Die Führungskräfte hatten eine Warnung vor der Möglichkeit eines starken Tsunamis erhalten, aber den Schutz des AKWs nicht verstärkt, sondern nur den Ingenieursverband um Stellungnahme gebeten. Die Manager waren wegen "professioneller Fahrlässigkeit mit Todesfolge" angeklagt. Sie hätten durch ihr Nichthandeln den Tod von 44 Menschen verursacht, darunter Patienten, die bei der Evakuierung eines Spitals starben. Außerdem seien sie für die Verletzung von 13 Menschen durch Wasserstoffexplosionen verantwortlich. Die Staatsanwälte forderten fünf Jahre Haft.

Vor Gericht hatten der 79-jährige Tsunehisa Katsumata, damals der Vorsitzende des Tepco-Verwaltungsrats, sowie die Ex-Vizepräsidenten Ichiro Takekuro (73) und Sakae Muto (69) erklärt, dass sie den massiven Tsunami, der die Kernschmelzen in drei Reaktoren verursachte, nicht vorhersehen konnten. Das Gericht folgte dieser Argumentation, die auch das Unternehmen Tepco bis heute benutzt. "Es wäre unmöglich, ein Atomkraftwerk zu betreiben, wenn die Betreiber verpflichtet wären, jede Möglichkeit eines Tsunamis vorherzusagen und die notwendigen Maßnahmen zu ergreifen", begründete der vorsitzende Richter Kenichi Nagafuchi sein Urteil.

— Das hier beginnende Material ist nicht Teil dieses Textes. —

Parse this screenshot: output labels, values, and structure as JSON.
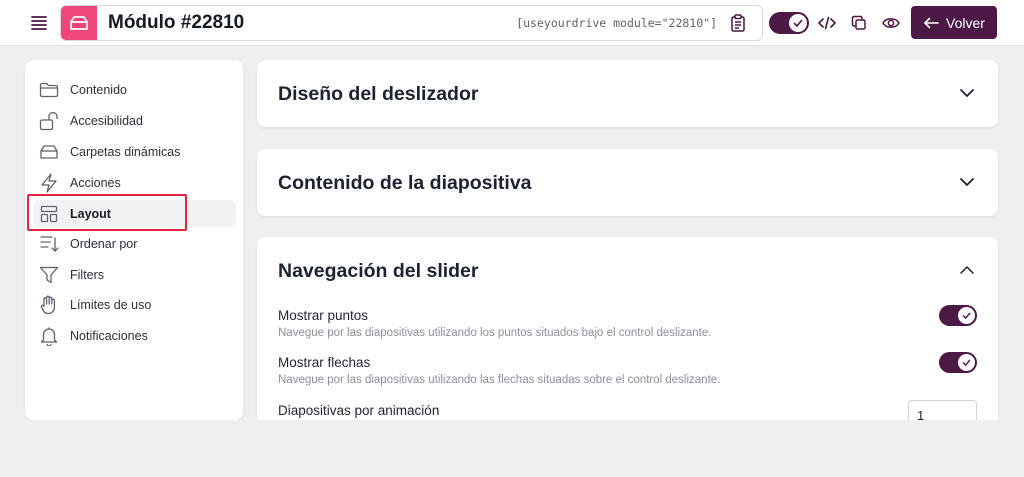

Aufschrei unter Betroffenen

Darüber empörte sich eine Zuschauerin noch im Gerichtssaal mit dem Aufschrei: "Unglaublich!" Eine andere Frau brach nach dem Urteil in Tränen aus. "Wir werden bis zu unserem Tode weiterkämpfen", schluchzte sie. "Hat dieses Gericht kein Gewissen?", klagte ein älterer Mann. Die Protestler waren teilweise aus Fukushima angereist.

Greenpeace-Sprecher Shaun Burnie sprach von einem Justizversagen. "Das Urteil ist keine Überraschung, weil ein Schuldspruch ein verheerender Schlag gegen Tepco, die Regierung von Shinzo Abe und die japanische Nuklearindustrie gewesen wäre", sagte Burnie in Tokio. Einer der Sprecher der Klägeranwälte, Yuichi Kado, betonte, dass der Prozess die Schuld der drei Manager vollkommen bewiesen habe. Daher gilt ein Revisionsverfahren als wahrscheinlich.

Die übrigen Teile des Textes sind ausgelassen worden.